The technology problems that Mr. Jobs mentions in his essay are "really a smokescreen," Mr. Narayen says. He says more than 100 applications that used Adobe's software were accepted in the App Store. "When you resort to licensing language" to restrict this sort of development, he says, it has "nothing to do with technology."

Speaking about Mr. Jobs's assertion that Adobe is the No. 1 cause of Mac crashes, Mr. Narayen says if Adobe crashes Apple, that actually has something "to do with the Apple operating system."

Mr. Narayen also calls accusations about Flash draining battery power "patently false." Speaking about Mr. Jobs's letter in general, he says that "for every one of these accusations made there is proprietary lock-in" that prevents Adobe from innovating.

Mr. Narayen says Adobe's concept is best for most businesses that are developing applications and allows them to send their apps out to many places rather than forcing them to decide on just one. "It doesn't benefit Apple, and that's why you see this reaction," he says.

Responding to a question about Mr. Jobs's assertion that Adobe is a closed platform, Mr. Narayen chuckles. "I find it amusing, honestly. Flash is an open specification," he says.

Mr. Narayen concludes saying he's for "letting customers decide," but that the multi-platform world will "eventually prevail."



Microsoft also believes that the flash technology has flaws.

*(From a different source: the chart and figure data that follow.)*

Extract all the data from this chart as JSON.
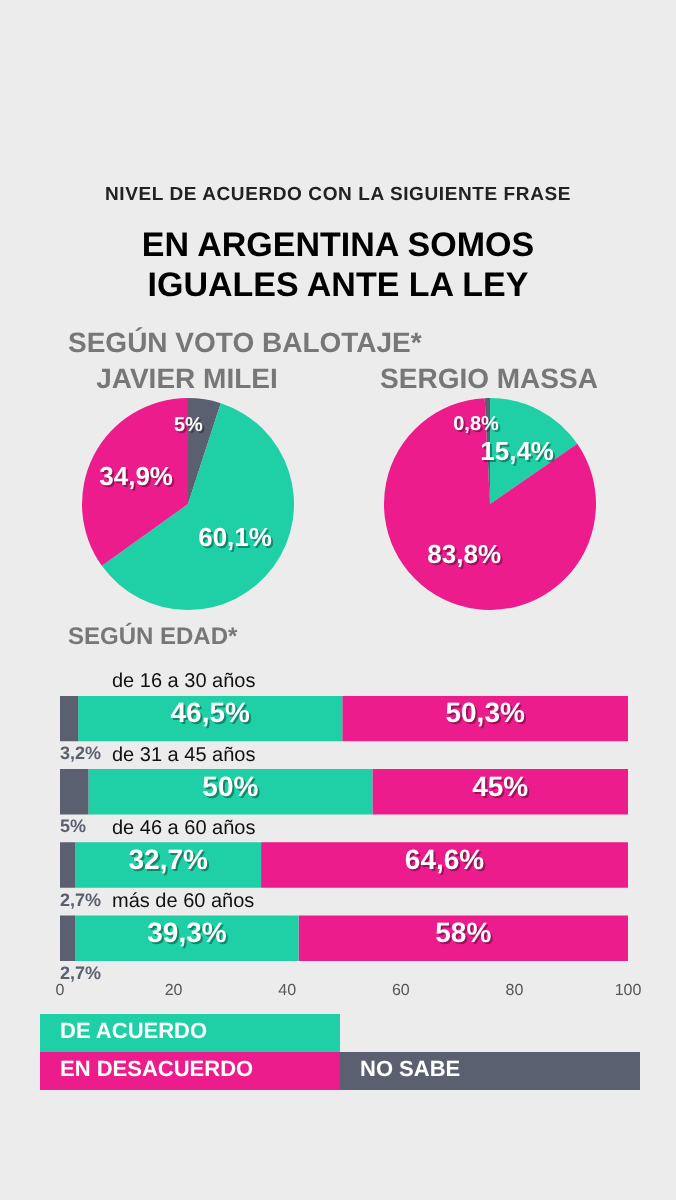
{
  "chart_data": [
    {
      "type": "pie",
      "title": "JAVIER MILEI",
      "annotations": [
        "NIVEL DE ACUERDO CON LA SIGUIENTE FRASE",
        "EN ARGENTINA SOMOS IGUALES ANTE LA LEY",
        "SEGÚN VOTO BALOTAJE*"
      ],
      "categories": [
        null,
        null,
        null
      ],
      "values": [
        5,
        60.1,
        34.9
      ],
      "colors": [
        "#5b6070",
        "#1fcfa5",
        "#ec1c8c"
      ],
      "value_labels": [
        "5%",
        "60,1%",
        "34,9%"
      ],
      "legend": false
    },
    {
      "type": "pie",
      "title": "SERGIO MASSA",
      "categories": [
        null,
        null,
        null
      ],
      "values": [
        15.4,
        83.8,
        0.8
      ],
      "colors": [
        "#1fcfa5",
        "#ec1c8c",
        "#5b6070"
      ],
      "value_labels": [
        "15,4%",
        "83,8%",
        "0,8%"
      ],
      "legend": false
    },
    {
      "type": "bar",
      "orientation": "horizontal",
      "stacked": true,
      "title": "SEGÚN EDAD*",
      "categories": [
        "de 16 a 30 años",
        "de 31 a 45 años",
        "de 46 a 60 años",
        "más de 60 años"
      ],
      "series": [
        {
          "name": "NO SABE",
          "color": "#5b6070",
          "values": [
            3.2,
            5,
            2.7,
            2.7
          ],
          "value_labels": [
            "3,2%",
            "5%",
            "2,7%",
            "2,7%"
          ]
        },
        {
          "name": "DE ACUERDO",
          "color": "#1fcfa5",
          "values": [
            46.5,
            50,
            32.7,
            39.3
          ],
          "value_labels": [
            "46,5%",
            "50%",
            "32,7%",
            "39,3%"
          ]
        },
        {
          "name": "EN DESACUERDO",
          "color": "#ec1c8c",
          "values": [
            50.3,
            45,
            64.6,
            58
          ],
          "value_labels": [
            "50,3%",
            "45%",
            "64,6%",
            "58%"
          ]
        }
      ],
      "xlim": [
        0,
        100
      ],
      "xticks": [
        0,
        20,
        40,
        60,
        80,
        100
      ],
      "grid": false,
      "legend": "bottom"
    }
  ]
}
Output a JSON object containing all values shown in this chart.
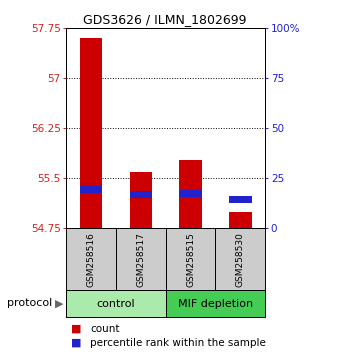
{
  "title": "GDS3626 / ILMN_1802699",
  "samples": [
    "GSM258516",
    "GSM258517",
    "GSM258515",
    "GSM258530"
  ],
  "y_min": 54.75,
  "y_max": 57.75,
  "y_ticks": [
    54.75,
    55.5,
    56.25,
    57,
    57.75
  ],
  "y_tick_labels": [
    "54.75",
    "55.5",
    "56.25",
    "57",
    "57.75"
  ],
  "right_y_ticks": [
    0,
    25,
    50,
    75,
    100
  ],
  "right_y_tick_labels": [
    "0",
    "25",
    "50",
    "75",
    "100%"
  ],
  "count_values": [
    57.6,
    55.6,
    55.78,
    55.0
  ],
  "percentile_values": [
    19.5,
    17.0,
    17.5,
    14.5
  ],
  "bar_bottom": 54.75,
  "red_color": "#CC0000",
  "blue_color": "#2222CC",
  "left_axis_color": "#CC2222",
  "right_axis_color": "#2222CC",
  "bar_width": 0.45,
  "bg_color": "#FFFFFF",
  "group_control_color": "#AAEAAA",
  "group_mif_color": "#44CC55",
  "gray_label_color": "#CCCCCC",
  "legend_count_label": "count",
  "legend_pct_label": "percentile rank within the sample",
  "control_samples": [
    0,
    1
  ],
  "mif_samples": [
    2,
    3
  ]
}
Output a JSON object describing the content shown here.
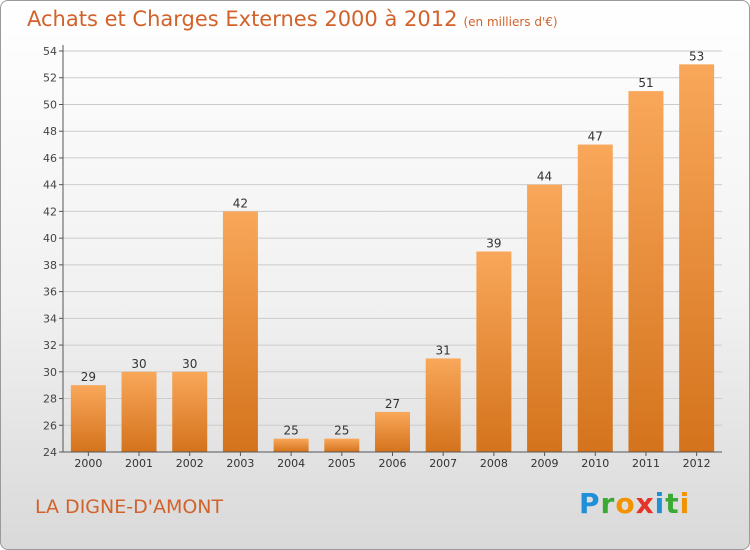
{
  "header": {
    "title": "Achats et Charges Externes 2000 à 2012",
    "unit": "(en milliers d'€)"
  },
  "footer": {
    "commune": "LA DIGNE-D'AMONT",
    "logo_text": "Proxiti",
    "logo_letters": [
      {
        "char": "P",
        "color": "#1f8fd8"
      },
      {
        "char": "r",
        "color": "#3aaa35"
      },
      {
        "char": "o",
        "color": "#f39200"
      },
      {
        "char": "x",
        "color": "#e6332a"
      },
      {
        "char": "i",
        "color": "#1f8fd8"
      },
      {
        "char": "t",
        "color": "#3aaa35"
      },
      {
        "char": "i",
        "color": "#f39200"
      }
    ]
  },
  "colors": {
    "title": "#d2622a",
    "bar_top": "#f9a75a",
    "bar_bottom": "#d4731c",
    "axis": "#555555",
    "grid": "#cccccc"
  },
  "chart_data": {
    "type": "bar",
    "title": "Achats et Charges Externes 2000 à 2012",
    "subtitle": "(en milliers d'€)",
    "categories": [
      "2000",
      "2001",
      "2002",
      "2003",
      "2004",
      "2005",
      "2006",
      "2007",
      "2008",
      "2009",
      "2010",
      "2011",
      "2012"
    ],
    "values": [
      29,
      30,
      30,
      42,
      25,
      25,
      27,
      31,
      39,
      44,
      47,
      51,
      53
    ],
    "ylim": [
      24,
      54
    ],
    "yticks": [
      24,
      26,
      28,
      30,
      32,
      34,
      36,
      38,
      40,
      42,
      44,
      46,
      48,
      50,
      52,
      54
    ],
    "grid": true,
    "legend": "none"
  }
}
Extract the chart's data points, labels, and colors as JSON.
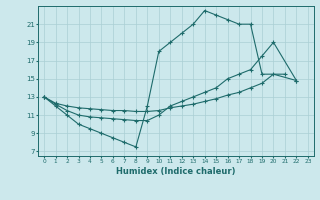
{
  "xlabel": "Humidex (Indice chaleur)",
  "bg_color": "#cce8ec",
  "grid_color": "#aacfd4",
  "line_color": "#1e6b6b",
  "xlim": [
    -0.5,
    23.5
  ],
  "ylim": [
    6.5,
    23.0
  ],
  "yticks": [
    7,
    9,
    11,
    13,
    15,
    17,
    19,
    21
  ],
  "xticks": [
    0,
    1,
    2,
    3,
    4,
    5,
    6,
    7,
    8,
    9,
    10,
    11,
    12,
    13,
    14,
    15,
    16,
    17,
    18,
    19,
    20,
    21,
    22,
    23
  ],
  "line1_x": [
    0,
    1,
    2,
    3,
    4,
    5,
    6,
    7,
    8,
    9,
    10,
    11,
    12,
    13,
    14,
    15,
    16,
    17,
    18,
    19,
    21
  ],
  "line1_y": [
    13,
    12,
    11,
    10,
    9.5,
    9.0,
    8.5,
    8.0,
    7.5,
    12,
    18.0,
    19.0,
    20.0,
    21.0,
    22.5,
    22.0,
    21.5,
    21.0,
    21.0,
    15.5,
    15.5
  ],
  "line2_x": [
    0,
    1,
    2,
    3,
    4,
    5,
    6,
    7,
    8,
    9,
    10,
    11,
    12,
    13,
    14,
    15,
    16,
    17,
    18,
    19,
    20,
    22
  ],
  "line2_y": [
    13,
    12.2,
    11.5,
    11.0,
    10.8,
    10.7,
    10.6,
    10.5,
    10.4,
    10.4,
    11.0,
    12.0,
    12.5,
    13.0,
    13.5,
    14.0,
    15.0,
    15.5,
    16.0,
    17.5,
    19.0,
    14.8
  ],
  "line3_x": [
    0,
    1,
    2,
    3,
    4,
    5,
    6,
    7,
    8,
    9,
    10,
    11,
    12,
    13,
    14,
    15,
    16,
    17,
    18,
    19,
    20,
    22
  ],
  "line3_y": [
    13,
    12.3,
    12.0,
    11.8,
    11.7,
    11.6,
    11.5,
    11.5,
    11.4,
    11.4,
    11.5,
    11.8,
    12.0,
    12.2,
    12.5,
    12.8,
    13.2,
    13.5,
    14.0,
    14.5,
    15.5,
    14.8
  ]
}
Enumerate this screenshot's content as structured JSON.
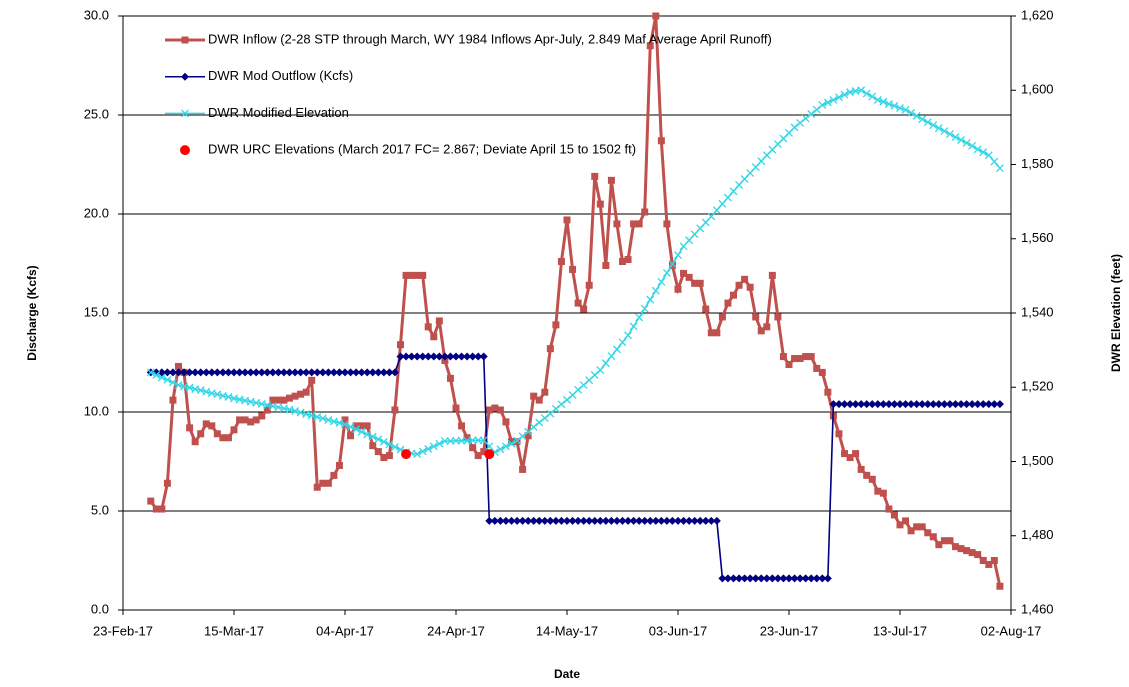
{
  "chart_data": {
    "type": "line",
    "x_label": "Date",
    "y_label": "Discharge (Kcfs)",
    "y2_label": "DWR Elevation (feet)",
    "legend": "upper left",
    "grid": true,
    "xlim": [
      "2017-02-23",
      "2017-08-02"
    ],
    "xticks": [
      {
        "value": "2017-02-23",
        "label": "23-Feb-17"
      },
      {
        "value": "2017-03-15",
        "label": "15-Mar-17"
      },
      {
        "value": "2017-04-04",
        "label": "04-Apr-17"
      },
      {
        "value": "2017-04-24",
        "label": "24-Apr-17"
      },
      {
        "value": "2017-05-14",
        "label": "14-May-17"
      },
      {
        "value": "2017-06-03",
        "label": "03-Jun-17"
      },
      {
        "value": "2017-06-23",
        "label": "23-Jun-17"
      },
      {
        "value": "2017-07-13",
        "label": "13-Jul-17"
      },
      {
        "value": "2017-08-02",
        "label": "02-Aug-17"
      }
    ],
    "ylim": [
      0,
      30
    ],
    "yticks": [
      {
        "value": 0,
        "label": "0.0"
      },
      {
        "value": 5,
        "label": "5.0"
      },
      {
        "value": 10,
        "label": "10.0"
      },
      {
        "value": 15,
        "label": "15.0"
      },
      {
        "value": 20,
        "label": "20.0"
      },
      {
        "value": 25,
        "label": "25.0"
      },
      {
        "value": 30,
        "label": "30.0"
      }
    ],
    "y2lim": [
      1460,
      1620
    ],
    "y2ticks": [
      {
        "value": 1460,
        "label": "1,460"
      },
      {
        "value": 1480,
        "label": "1,480"
      },
      {
        "value": 1500,
        "label": "1,500"
      },
      {
        "value": 1520,
        "label": "1,520"
      },
      {
        "value": 1540,
        "label": "1,540"
      },
      {
        "value": 1560,
        "label": "1,560"
      },
      {
        "value": 1580,
        "label": "1,580"
      },
      {
        "value": 1600,
        "label": "1,600"
      },
      {
        "value": 1620,
        "label": "1,620"
      }
    ],
    "x": [
      "2017-02-28",
      "2017-03-01",
      "2017-03-02",
      "2017-03-03",
      "2017-03-04",
      "2017-03-05",
      "2017-03-06",
      "2017-03-07",
      "2017-03-08",
      "2017-03-09",
      "2017-03-10",
      "2017-03-11",
      "2017-03-12",
      "2017-03-13",
      "2017-03-14",
      "2017-03-15",
      "2017-03-16",
      "2017-03-17",
      "2017-03-18",
      "2017-03-19",
      "2017-03-20",
      "2017-03-21",
      "2017-03-22",
      "2017-03-23",
      "2017-03-24",
      "2017-03-25",
      "2017-03-26",
      "2017-03-27",
      "2017-03-28",
      "2017-03-29",
      "2017-03-30",
      "2017-03-31",
      "2017-04-01",
      "2017-04-02",
      "2017-04-03",
      "2017-04-04",
      "2017-04-05",
      "2017-04-06",
      "2017-04-07",
      "2017-04-08",
      "2017-04-09",
      "2017-04-10",
      "2017-04-11",
      "2017-04-12",
      "2017-04-13",
      "2017-04-14",
      "2017-04-15",
      "2017-04-16",
      "2017-04-17",
      "2017-04-18",
      "2017-04-19",
      "2017-04-20",
      "2017-04-21",
      "2017-04-22",
      "2017-04-23",
      "2017-04-24",
      "2017-04-25",
      "2017-04-26",
      "2017-04-27",
      "2017-04-28",
      "2017-04-29",
      "2017-04-30",
      "2017-05-01",
      "2017-05-02",
      "2017-05-03",
      "2017-05-04",
      "2017-05-05",
      "2017-05-06",
      "2017-05-07",
      "2017-05-08",
      "2017-05-09",
      "2017-05-10",
      "2017-05-11",
      "2017-05-12",
      "2017-05-13",
      "2017-05-14",
      "2017-05-15",
      "2017-05-16",
      "2017-05-17",
      "2017-05-18",
      "2017-05-19",
      "2017-05-20",
      "2017-05-21",
      "2017-05-22",
      "2017-05-23",
      "2017-05-24",
      "2017-05-25",
      "2017-05-26",
      "2017-05-27",
      "2017-05-28",
      "2017-05-29",
      "2017-05-30",
      "2017-05-31",
      "2017-06-01",
      "2017-06-02",
      "2017-06-03",
      "2017-06-04",
      "2017-06-05",
      "2017-06-06",
      "2017-06-07",
      "2017-06-08",
      "2017-06-09",
      "2017-06-10",
      "2017-06-11",
      "2017-06-12",
      "2017-06-13",
      "2017-06-14",
      "2017-06-15",
      "2017-06-16",
      "2017-06-17",
      "2017-06-18",
      "2017-06-19",
      "2017-06-20",
      "2017-06-21",
      "2017-06-22",
      "2017-06-23",
      "2017-06-24",
      "2017-06-25",
      "2017-06-26",
      "2017-06-27",
      "2017-06-28",
      "2017-06-29",
      "2017-06-30",
      "2017-07-01",
      "2017-07-02",
      "2017-07-03",
      "2017-07-04",
      "2017-07-05",
      "2017-07-06",
      "2017-07-07",
      "2017-07-08",
      "2017-07-09",
      "2017-07-10",
      "2017-07-11",
      "2017-07-12",
      "2017-07-13",
      "2017-07-14",
      "2017-07-15",
      "2017-07-16",
      "2017-07-17",
      "2017-07-18",
      "2017-07-19",
      "2017-07-20",
      "2017-07-21",
      "2017-07-22",
      "2017-07-23",
      "2017-07-24",
      "2017-07-25",
      "2017-07-26",
      "2017-07-27",
      "2017-07-28",
      "2017-07-29",
      "2017-07-30",
      "2017-07-31"
    ],
    "series": [
      {
        "name": "DWR Inflow (2-28 STP through March, WY 1984 Inflows Apr-July, 2.849 Maf Average April Runoff)",
        "color": "#c0504d",
        "marker": "square",
        "line": true,
        "values": [
          5.5,
          5.1,
          5.1,
          6.4,
          10.6,
          12.3,
          12.0,
          9.2,
          8.5,
          8.9,
          9.4,
          9.3,
          8.9,
          8.7,
          8.7,
          9.1,
          9.6,
          9.6,
          9.5,
          9.6,
          9.8,
          10.1,
          10.6,
          10.6,
          10.6,
          10.7,
          10.8,
          10.9,
          11.0,
          11.6,
          6.2,
          6.4,
          6.4,
          6.8,
          7.3,
          9.6,
          8.8,
          9.3,
          9.3,
          9.3,
          8.3,
          8.0,
          7.7,
          7.8,
          10.1,
          13.4,
          16.9,
          16.9,
          16.9,
          16.9,
          14.3,
          13.8,
          14.6,
          12.6,
          11.7,
          10.2,
          9.3,
          8.7,
          8.2,
          7.8,
          8.0,
          10.1,
          10.2,
          10.1,
          9.5,
          8.5,
          8.5,
          7.1,
          8.8,
          10.8,
          10.6,
          11.0,
          13.2,
          14.4,
          17.6,
          19.7,
          17.2,
          15.5,
          15.2,
          16.4,
          21.9,
          20.5,
          17.4,
          21.7,
          19.5,
          17.6,
          17.7,
          19.5,
          19.5,
          20.1,
          28.5,
          30.0,
          23.7,
          19.5,
          17.4,
          16.2,
          17.0,
          16.8,
          16.5,
          16.5,
          15.2,
          14.0,
          14.0,
          14.8,
          15.5,
          15.9,
          16.4,
          16.7,
          16.3,
          14.8,
          14.1,
          14.3,
          16.9,
          14.8,
          12.8,
          12.4,
          12.7,
          12.7,
          12.8,
          12.8,
          12.2,
          12.0,
          11.0,
          9.8,
          8.9,
          7.9,
          7.7,
          7.9,
          7.1,
          6.8,
          6.6,
          6.0,
          5.9,
          5.1,
          4.8,
          4.3,
          4.5,
          4.0,
          4.2,
          4.2,
          3.9,
          3.7,
          3.3,
          3.5,
          3.5,
          3.2,
          3.1,
          3.0,
          2.9,
          2.8,
          2.5,
          2.3,
          2.5,
          1.2
        ]
      },
      {
        "name": "DWR Mod Outflow (Kcfs)",
        "color": "#000080",
        "marker": "diamond",
        "line": true,
        "values": [
          12,
          12,
          12,
          12,
          12,
          12,
          12,
          12,
          12,
          12,
          12,
          12,
          12,
          12,
          12,
          12,
          12,
          12,
          12,
          12,
          12,
          12,
          12,
          12,
          12,
          12,
          12,
          12,
          12,
          12,
          12,
          12,
          12,
          12,
          12,
          12,
          12,
          12,
          12,
          12,
          12,
          12,
          12,
          12,
          12,
          12.8,
          12.8,
          12.8,
          12.8,
          12.8,
          12.8,
          12.8,
          12.8,
          12.8,
          12.8,
          12.8,
          12.8,
          12.8,
          12.8,
          12.8,
          12.8,
          4.5,
          4.5,
          4.5,
          4.5,
          4.5,
          4.5,
          4.5,
          4.5,
          4.5,
          4.5,
          4.5,
          4.5,
          4.5,
          4.5,
          4.5,
          4.5,
          4.5,
          4.5,
          4.5,
          4.5,
          4.5,
          4.5,
          4.5,
          4.5,
          4.5,
          4.5,
          4.5,
          4.5,
          4.5,
          4.5,
          4.5,
          4.5,
          4.5,
          4.5,
          4.5,
          4.5,
          4.5,
          4.5,
          4.5,
          4.5,
          4.5,
          4.5,
          1.6,
          1.6,
          1.6,
          1.6,
          1.6,
          1.6,
          1.6,
          1.6,
          1.6,
          1.6,
          1.6,
          1.6,
          1.6,
          1.6,
          1.6,
          1.6,
          1.6,
          1.6,
          1.6,
          1.6,
          10.4,
          10.4,
          10.4,
          10.4,
          10.4,
          10.4,
          10.4,
          10.4,
          10.4,
          10.4,
          10.4,
          10.4,
          10.4,
          10.4,
          10.4,
          10.4,
          10.4,
          10.4,
          10.4,
          10.4,
          10.4,
          10.4,
          10.4,
          10.4,
          10.4,
          10.4,
          10.4,
          10.4,
          10.4,
          10.4,
          10.4
        ]
      },
      {
        "name": "DWR Modified Elevation",
        "color": "#33d6e6",
        "marker": "x",
        "line": true,
        "axis": "y2",
        "values": [
          1524,
          1523.3,
          1522.6,
          1522.0,
          1521.3,
          1520.6,
          1520.2,
          1519.9,
          1519.5,
          1519.2,
          1518.8,
          1518.4,
          1518.1,
          1517.7,
          1517.4,
          1517.0,
          1516.7,
          1516.4,
          1516.1,
          1515.8,
          1515.5,
          1515.2,
          1514.9,
          1514.6,
          1514.3,
          1514.0,
          1513.6,
          1513.2,
          1512.8,
          1512.4,
          1512.0,
          1511.6,
          1511.2,
          1510.8,
          1510.4,
          1510.0,
          1509.3,
          1508.7,
          1508.0,
          1507.3,
          1506.7,
          1506.0,
          1505.3,
          1504.6,
          1503.9,
          1503.2,
          1502.5,
          1502.2,
          1502.0,
          1502.7,
          1503.4,
          1504.1,
          1504.8,
          1505.5,
          1505.5,
          1505.6,
          1505.6,
          1505.6,
          1505.7,
          1505.7,
          1505.7,
          1504.1,
          1502.5,
          1503.3,
          1504.1,
          1504.8,
          1505.6,
          1506.8,
          1508.0,
          1509.3,
          1510.5,
          1511.7,
          1512.9,
          1514.2,
          1515.4,
          1516.6,
          1517.9,
          1519.3,
          1520.6,
          1521.9,
          1523.3,
          1524.6,
          1526.5,
          1528.4,
          1530.2,
          1532.1,
          1534.0,
          1536.4,
          1538.8,
          1541.2,
          1543.6,
          1546.0,
          1548.4,
          1550.8,
          1553.2,
          1555.6,
          1558.0,
          1559.6,
          1561.2,
          1562.8,
          1564.4,
          1566.0,
          1567.7,
          1569.4,
          1571.1,
          1572.8,
          1574.5,
          1576.1,
          1577.7,
          1579.3,
          1580.9,
          1582.5,
          1584.0,
          1585.5,
          1587.0,
          1588.5,
          1590.0,
          1591.2,
          1592.4,
          1593.6,
          1594.8,
          1596.0,
          1596.7,
          1597.4,
          1598.1,
          1598.8,
          1599.5,
          1599.8,
          1600.0,
          1599.1,
          1598.3,
          1597.4,
          1596.9,
          1596.3,
          1595.8,
          1595.2,
          1594.7,
          1593.9,
          1593.1,
          1592.2,
          1591.4,
          1590.6,
          1589.8,
          1589.0,
          1588.2,
          1587.4,
          1586.6,
          1585.8,
          1585.0,
          1584.1,
          1583.3,
          1582.5,
          1580.8,
          1579.0
        ]
      },
      {
        "name": "DWR URC Elevations (March 2017 FC= 2.867; Deviate April 15 to 1502 ft)",
        "color": "#ff0000",
        "marker": "circle",
        "line": false,
        "axis": "y2",
        "x": [
          "2017-04-15",
          "2017-04-30"
        ],
        "values": [
          1502,
          1502
        ]
      }
    ]
  }
}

"Flash does have some issues, particularly around reliability, security and performance," said Dean Hachamovitch, general manager for the Internet Explorer browser.

He said that Microsoft is backing the same protocols for delivering multimedia content over the Web that Apple is promoting, a group of standards known as HTML5.

However, Microsoft added that it worked with Flash engineers to help fix bugs.